SSL weakened by market competition

Secure Sockets Layer (SSL) is being undermined as a method of indicating that web sites are secure because of the way certification bodies hand out licences.

Paul Kocher, one of the co-writers of the SSL protocol and president and chief scientist at security firm Cryptography Research, told Computing that competition between certification authorities had weakened SSL as a security technology.

"The authorities who issue SSL certificates have got into an unhealthy dynamic. Their customers want certificates issued quickly and cheaply."

He explained that the quality of these certificates – that is, the amount of rigour applied by issuing authorities in verifying the security of a web site – is invisible to internet users.
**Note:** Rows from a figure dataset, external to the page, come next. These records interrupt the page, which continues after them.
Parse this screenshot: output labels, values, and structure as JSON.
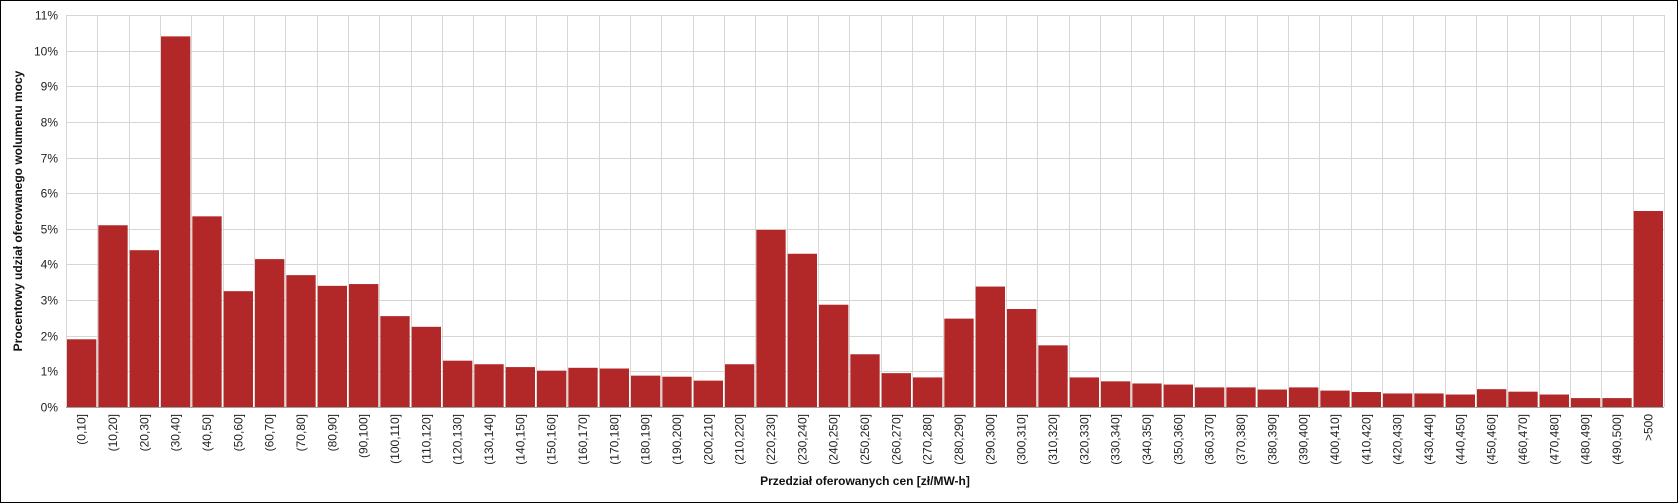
{
  "chart_data": {
    "type": "bar",
    "title": "",
    "xlabel": "Przedział oferowanych cen [zł/MW-h]",
    "ylabel": "Procentowy udział oferowanego wolumenu mocy",
    "ylim": [
      0,
      11
    ],
    "yticks": [
      "0%",
      "1%",
      "2%",
      "3%",
      "4%",
      "5%",
      "6%",
      "7%",
      "8%",
      "9%",
      "10%",
      "11%"
    ],
    "grid": true,
    "bar_color": "#b22828",
    "categories": [
      "(0,10]",
      "(10,20]",
      "(20,30]",
      "(30,40]",
      "(40,50]",
      "(50,60]",
      "(60,70]",
      "(70,80]",
      "(80,90]",
      "(90,100]",
      "(100,110]",
      "(110,120]",
      "(120,130]",
      "(130,140]",
      "(140,150]",
      "(150,160]",
      "(160,170]",
      "(170,180]",
      "(180,190]",
      "(190,200]",
      "(200,210]",
      "(210,220]",
      "(220,230]",
      "(230,240]",
      "(240,250]",
      "(250,260]",
      "(260,270]",
      "(270,280]",
      "(280,290]",
      "(290,300]",
      "(300,310]",
      "(310,320]",
      "(320,330]",
      "(330,340]",
      "(340,350]",
      "(350,360]",
      "(360,370]",
      "(370,380]",
      "(380,390]",
      "(390,400]",
      "(400,410]",
      "(410,420]",
      "(420,430]",
      "(430,440]",
      "(440,450]",
      "(450,460]",
      "(460,470]",
      "(470,480]",
      "(480,490]",
      "(490,500]",
      ">500"
    ],
    "values": [
      1.9,
      5.1,
      4.4,
      10.4,
      5.35,
      3.25,
      4.15,
      3.7,
      3.4,
      3.45,
      2.55,
      2.25,
      1.3,
      1.2,
      1.12,
      1.02,
      1.1,
      1.08,
      0.88,
      0.85,
      0.74,
      1.2,
      4.97,
      4.3,
      2.87,
      1.48,
      0.95,
      0.83,
      2.48,
      3.38,
      2.75,
      1.73,
      0.83,
      0.72,
      0.66,
      0.63,
      0.55,
      0.55,
      0.49,
      0.55,
      0.46,
      0.42,
      0.38,
      0.38,
      0.35,
      0.5,
      0.43,
      0.35,
      0.25,
      0.25,
      5.5
    ]
  }
}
SSL encryption is a means of ensuring that the site a user visits is what it claims to be, rather than a potentially criminal site posing as a legitimate one.

The user does not know the differences between the issuing bodies so cannot distinguish between one SSL certificate and another.

Users simply verify that a site has a certificate and are reassured by the padlock icon that appears in the lower right-hand corner of their browsers.

"There is no benefit in having a certificate issued from the authority that does the worst job or the best job – the user just wants to see the little lock come on and that's all," he said.

Kocher said that browsers should let users know who has issued the SSL certificate, as not all authorities employ the same high standards.

"We should enable browsers to display who is issuing these certificates. So if you thought you were using VeriSign, and suddenly it is a certificate from a Chinese government group, you can decide what level of trust to apply."